The Estimate Board was declared unconstitutional by the US Supreme Court in  1989 and forced to cede most of its authority to the Council. Why must the Big Apple’s entire streetscape be hostage to rules set down by a long-defunct, discredited governmental body?

The laws don’t require sidewalk bridges for inspections. But the DOB requires them while any “construction” or “repairs” are in progress after inspections find “hazardous” conditions.

The problem is that almost every inspected building of brick, masonry or terra cotta soon falls under “repairs” — and under a sidewalk bridge.

The cruelest stroke is that all buildings more than 100 feet tall must extend bridges 20 feet in each direction beyond the property. This creates nightmares for neighbors who aren’t even party to the work.

Mayor Adams previously vowed to promote economic growth. Matthew McDermott for NY Post

The  frustrated owner of a townhouse at 114 E. 62nd Street fruitlessly sued  the adjacent co-op  at 555  Park Ave., claiming its shed extension, which covered part of the townhouse windows, made it impossible to rent out apartments there.

The laws must be scrapped and rewritten to  include at least three bold  strokes.

First: dump the only-in-New York, iron-clad schedule that requires inspections and “repairs” every five years irrespective of how old buildings are or what  materials they’re made from.

The one-size-screws-all rule ignores common-sense lessons of other cities which have different requirements for different types of buildings depending on their  ages and materials.

For example, Chicago has four classes; those in the safest class need be inspected only every twelve years. Why can’t New York?

Number two: forbid rows of consecutive sheds when several buildings on a block are under repair at  the same time — as on the east side of Park Avenue between East 61st and 62nd streets and many other sidewalks buried under  endless, dark pedestrian tunnels.

There should be punishment for landlords who let sheds stand indefinitely. Stefan Jeremiah for NY Post

Yes, allowing only one shed on the same side of a block at one time would mean postponing work on a second  building until the first job is finished.

But the world won’t end.  And delays won’t be long if the city kicks landlords’ butts to finish repair work promptly.

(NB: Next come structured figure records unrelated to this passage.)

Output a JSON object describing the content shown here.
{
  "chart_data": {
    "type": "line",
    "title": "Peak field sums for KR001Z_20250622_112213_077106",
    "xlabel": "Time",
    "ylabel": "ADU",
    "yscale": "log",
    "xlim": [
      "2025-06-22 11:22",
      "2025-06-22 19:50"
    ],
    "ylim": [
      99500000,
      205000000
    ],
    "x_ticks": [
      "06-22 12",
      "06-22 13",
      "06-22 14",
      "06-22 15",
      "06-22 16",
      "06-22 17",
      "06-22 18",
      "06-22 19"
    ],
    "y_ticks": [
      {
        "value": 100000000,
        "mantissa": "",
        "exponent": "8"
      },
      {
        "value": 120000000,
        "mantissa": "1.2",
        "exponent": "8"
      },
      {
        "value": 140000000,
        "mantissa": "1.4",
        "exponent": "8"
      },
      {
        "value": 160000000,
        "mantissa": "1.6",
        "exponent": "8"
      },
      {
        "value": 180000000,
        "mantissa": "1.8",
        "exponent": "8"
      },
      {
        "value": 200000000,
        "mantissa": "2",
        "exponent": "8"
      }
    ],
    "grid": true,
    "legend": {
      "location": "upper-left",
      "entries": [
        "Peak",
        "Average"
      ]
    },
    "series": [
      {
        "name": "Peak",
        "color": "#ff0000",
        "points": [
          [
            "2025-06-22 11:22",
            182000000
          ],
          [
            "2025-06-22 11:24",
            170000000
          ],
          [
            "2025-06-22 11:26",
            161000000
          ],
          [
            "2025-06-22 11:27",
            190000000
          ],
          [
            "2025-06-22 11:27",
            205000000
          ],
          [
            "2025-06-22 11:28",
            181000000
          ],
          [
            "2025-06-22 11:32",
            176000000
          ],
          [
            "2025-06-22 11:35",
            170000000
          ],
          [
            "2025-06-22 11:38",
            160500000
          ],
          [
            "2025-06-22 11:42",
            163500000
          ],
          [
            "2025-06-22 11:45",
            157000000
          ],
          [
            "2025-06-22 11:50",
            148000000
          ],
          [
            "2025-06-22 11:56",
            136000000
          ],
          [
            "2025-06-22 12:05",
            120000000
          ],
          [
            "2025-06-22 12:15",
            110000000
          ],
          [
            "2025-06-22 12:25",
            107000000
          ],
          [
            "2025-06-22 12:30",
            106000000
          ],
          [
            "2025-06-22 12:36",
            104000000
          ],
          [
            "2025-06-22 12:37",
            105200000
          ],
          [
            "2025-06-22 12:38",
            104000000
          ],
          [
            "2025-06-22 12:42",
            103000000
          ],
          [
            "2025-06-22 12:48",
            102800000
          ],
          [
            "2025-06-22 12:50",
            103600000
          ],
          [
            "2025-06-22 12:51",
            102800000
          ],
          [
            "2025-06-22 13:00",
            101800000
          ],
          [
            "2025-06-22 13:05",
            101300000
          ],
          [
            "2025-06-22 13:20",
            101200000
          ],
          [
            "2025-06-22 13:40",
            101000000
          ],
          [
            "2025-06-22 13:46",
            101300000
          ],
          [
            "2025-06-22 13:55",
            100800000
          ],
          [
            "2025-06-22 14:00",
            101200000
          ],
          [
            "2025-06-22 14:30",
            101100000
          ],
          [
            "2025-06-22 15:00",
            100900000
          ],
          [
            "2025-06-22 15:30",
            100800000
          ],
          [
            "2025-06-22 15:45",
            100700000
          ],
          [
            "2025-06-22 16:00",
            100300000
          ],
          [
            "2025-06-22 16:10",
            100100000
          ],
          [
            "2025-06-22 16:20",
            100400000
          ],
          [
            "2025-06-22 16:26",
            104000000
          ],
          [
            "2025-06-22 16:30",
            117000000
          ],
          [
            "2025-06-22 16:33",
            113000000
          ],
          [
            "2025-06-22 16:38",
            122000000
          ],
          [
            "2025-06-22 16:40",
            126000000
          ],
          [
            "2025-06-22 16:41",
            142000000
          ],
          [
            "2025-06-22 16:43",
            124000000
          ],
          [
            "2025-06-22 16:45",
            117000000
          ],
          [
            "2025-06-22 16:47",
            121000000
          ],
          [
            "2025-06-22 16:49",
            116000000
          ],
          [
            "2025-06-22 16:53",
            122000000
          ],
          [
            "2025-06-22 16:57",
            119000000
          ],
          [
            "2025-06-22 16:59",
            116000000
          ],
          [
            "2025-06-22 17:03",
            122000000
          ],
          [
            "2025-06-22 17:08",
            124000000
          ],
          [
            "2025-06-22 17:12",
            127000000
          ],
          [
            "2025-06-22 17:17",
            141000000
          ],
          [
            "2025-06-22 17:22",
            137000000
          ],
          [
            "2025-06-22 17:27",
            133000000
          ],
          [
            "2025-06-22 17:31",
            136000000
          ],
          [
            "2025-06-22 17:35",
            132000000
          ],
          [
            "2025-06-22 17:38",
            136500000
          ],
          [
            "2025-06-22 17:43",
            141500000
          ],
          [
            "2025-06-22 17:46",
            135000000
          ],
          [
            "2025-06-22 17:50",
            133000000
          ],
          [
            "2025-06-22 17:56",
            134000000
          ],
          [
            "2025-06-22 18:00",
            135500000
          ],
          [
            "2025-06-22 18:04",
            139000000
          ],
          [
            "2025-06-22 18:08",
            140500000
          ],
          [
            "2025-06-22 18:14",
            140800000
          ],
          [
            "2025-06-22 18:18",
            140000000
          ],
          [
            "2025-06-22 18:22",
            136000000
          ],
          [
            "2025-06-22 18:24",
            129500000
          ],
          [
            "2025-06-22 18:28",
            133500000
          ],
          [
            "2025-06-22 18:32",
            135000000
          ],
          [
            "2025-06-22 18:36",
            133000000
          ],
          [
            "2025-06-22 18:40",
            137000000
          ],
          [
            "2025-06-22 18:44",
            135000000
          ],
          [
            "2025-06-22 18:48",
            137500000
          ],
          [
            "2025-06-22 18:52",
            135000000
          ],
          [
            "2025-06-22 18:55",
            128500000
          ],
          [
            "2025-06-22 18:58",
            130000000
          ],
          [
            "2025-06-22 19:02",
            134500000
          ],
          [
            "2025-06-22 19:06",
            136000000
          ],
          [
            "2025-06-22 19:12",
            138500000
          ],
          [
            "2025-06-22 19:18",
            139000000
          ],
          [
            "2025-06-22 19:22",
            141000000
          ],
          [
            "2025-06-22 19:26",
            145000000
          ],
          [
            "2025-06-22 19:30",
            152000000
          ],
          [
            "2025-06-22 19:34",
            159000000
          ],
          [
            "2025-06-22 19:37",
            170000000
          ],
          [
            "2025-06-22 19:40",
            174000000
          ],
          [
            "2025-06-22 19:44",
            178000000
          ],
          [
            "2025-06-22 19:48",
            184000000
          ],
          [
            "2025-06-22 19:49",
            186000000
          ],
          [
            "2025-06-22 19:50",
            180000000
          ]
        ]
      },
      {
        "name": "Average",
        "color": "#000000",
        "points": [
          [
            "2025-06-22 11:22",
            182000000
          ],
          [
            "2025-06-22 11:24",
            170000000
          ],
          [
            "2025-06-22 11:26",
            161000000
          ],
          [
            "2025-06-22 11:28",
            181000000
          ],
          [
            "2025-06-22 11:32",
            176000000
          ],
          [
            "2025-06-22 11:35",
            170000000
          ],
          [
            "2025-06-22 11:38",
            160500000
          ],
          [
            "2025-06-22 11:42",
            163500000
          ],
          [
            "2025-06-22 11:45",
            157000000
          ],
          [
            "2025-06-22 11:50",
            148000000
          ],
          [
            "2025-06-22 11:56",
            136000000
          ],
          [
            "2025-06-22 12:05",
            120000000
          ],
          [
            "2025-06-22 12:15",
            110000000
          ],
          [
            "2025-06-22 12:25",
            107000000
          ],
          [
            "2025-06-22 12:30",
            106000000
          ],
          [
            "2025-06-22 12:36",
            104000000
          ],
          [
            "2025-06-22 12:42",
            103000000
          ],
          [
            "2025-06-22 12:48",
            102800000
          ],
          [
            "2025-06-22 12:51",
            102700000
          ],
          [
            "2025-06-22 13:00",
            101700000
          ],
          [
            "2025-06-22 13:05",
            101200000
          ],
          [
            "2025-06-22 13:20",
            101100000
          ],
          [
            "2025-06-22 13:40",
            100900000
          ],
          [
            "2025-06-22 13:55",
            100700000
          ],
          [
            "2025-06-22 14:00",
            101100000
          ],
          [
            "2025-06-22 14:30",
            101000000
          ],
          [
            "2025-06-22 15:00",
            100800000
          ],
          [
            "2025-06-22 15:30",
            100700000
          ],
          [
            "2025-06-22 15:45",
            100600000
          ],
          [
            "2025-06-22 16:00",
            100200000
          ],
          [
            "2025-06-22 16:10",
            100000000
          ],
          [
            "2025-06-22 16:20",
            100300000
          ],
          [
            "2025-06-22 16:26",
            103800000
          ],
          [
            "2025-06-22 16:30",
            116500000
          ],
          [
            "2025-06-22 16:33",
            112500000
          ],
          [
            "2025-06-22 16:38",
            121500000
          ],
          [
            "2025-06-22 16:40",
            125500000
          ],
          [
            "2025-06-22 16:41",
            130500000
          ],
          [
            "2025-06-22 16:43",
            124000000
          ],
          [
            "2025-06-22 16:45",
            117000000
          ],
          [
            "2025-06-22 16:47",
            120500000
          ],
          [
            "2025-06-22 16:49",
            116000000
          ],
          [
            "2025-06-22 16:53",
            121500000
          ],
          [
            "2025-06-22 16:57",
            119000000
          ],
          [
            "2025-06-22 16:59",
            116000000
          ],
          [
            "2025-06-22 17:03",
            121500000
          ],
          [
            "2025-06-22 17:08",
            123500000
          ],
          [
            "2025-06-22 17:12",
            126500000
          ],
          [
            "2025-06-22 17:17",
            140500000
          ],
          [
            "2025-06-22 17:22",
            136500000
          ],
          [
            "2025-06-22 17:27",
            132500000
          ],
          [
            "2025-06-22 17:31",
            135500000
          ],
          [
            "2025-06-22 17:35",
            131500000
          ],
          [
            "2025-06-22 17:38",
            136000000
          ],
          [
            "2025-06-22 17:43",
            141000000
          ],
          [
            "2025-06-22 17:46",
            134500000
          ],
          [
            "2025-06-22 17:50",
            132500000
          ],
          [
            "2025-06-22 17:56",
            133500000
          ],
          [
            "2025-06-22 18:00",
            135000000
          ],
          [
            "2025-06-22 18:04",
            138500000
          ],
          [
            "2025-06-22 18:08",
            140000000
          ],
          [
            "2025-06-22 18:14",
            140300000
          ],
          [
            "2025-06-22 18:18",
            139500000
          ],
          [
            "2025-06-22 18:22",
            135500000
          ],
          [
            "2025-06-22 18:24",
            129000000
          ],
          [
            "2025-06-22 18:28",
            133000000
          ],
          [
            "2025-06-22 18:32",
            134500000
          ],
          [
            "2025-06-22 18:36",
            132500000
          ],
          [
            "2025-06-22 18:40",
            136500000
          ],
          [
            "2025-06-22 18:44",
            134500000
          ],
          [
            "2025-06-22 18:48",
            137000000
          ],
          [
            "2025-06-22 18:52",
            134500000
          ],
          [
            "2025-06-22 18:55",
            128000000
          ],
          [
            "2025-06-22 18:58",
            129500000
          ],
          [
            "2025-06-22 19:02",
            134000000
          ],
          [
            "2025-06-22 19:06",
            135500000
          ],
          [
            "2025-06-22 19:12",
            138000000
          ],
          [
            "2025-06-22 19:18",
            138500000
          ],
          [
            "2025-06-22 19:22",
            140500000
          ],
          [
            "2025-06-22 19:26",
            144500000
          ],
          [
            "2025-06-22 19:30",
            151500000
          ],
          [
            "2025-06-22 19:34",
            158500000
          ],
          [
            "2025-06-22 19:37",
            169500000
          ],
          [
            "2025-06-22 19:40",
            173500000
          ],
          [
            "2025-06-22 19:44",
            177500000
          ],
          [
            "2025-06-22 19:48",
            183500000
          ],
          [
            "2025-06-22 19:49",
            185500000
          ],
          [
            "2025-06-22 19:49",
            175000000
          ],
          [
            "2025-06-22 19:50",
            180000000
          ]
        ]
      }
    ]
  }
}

That means severely punishing landlords who let sheds stand indefinitely, rather than perform repairs. Current  fines of $1,000 a month for leaving a shed up while no work is being done are peanuts compared to actual repair cost which can be up to $300,000.

City Council Member Ben Kallos launched a bill in 2016 that would have required landlords to finish repairs within six months — or make them pay the city to finish the job. It  never came to a vote.

But even if the fines were multiplied by ten, the  DOB is too under-staffed and under-funded to enforce them.

Mayor Adams vowed that to promote economic growth, he would tackle “dysfunction and contradictions in zoning and regulations.”

Getting rid of Local Laws 10 and 11 would be a great place to start.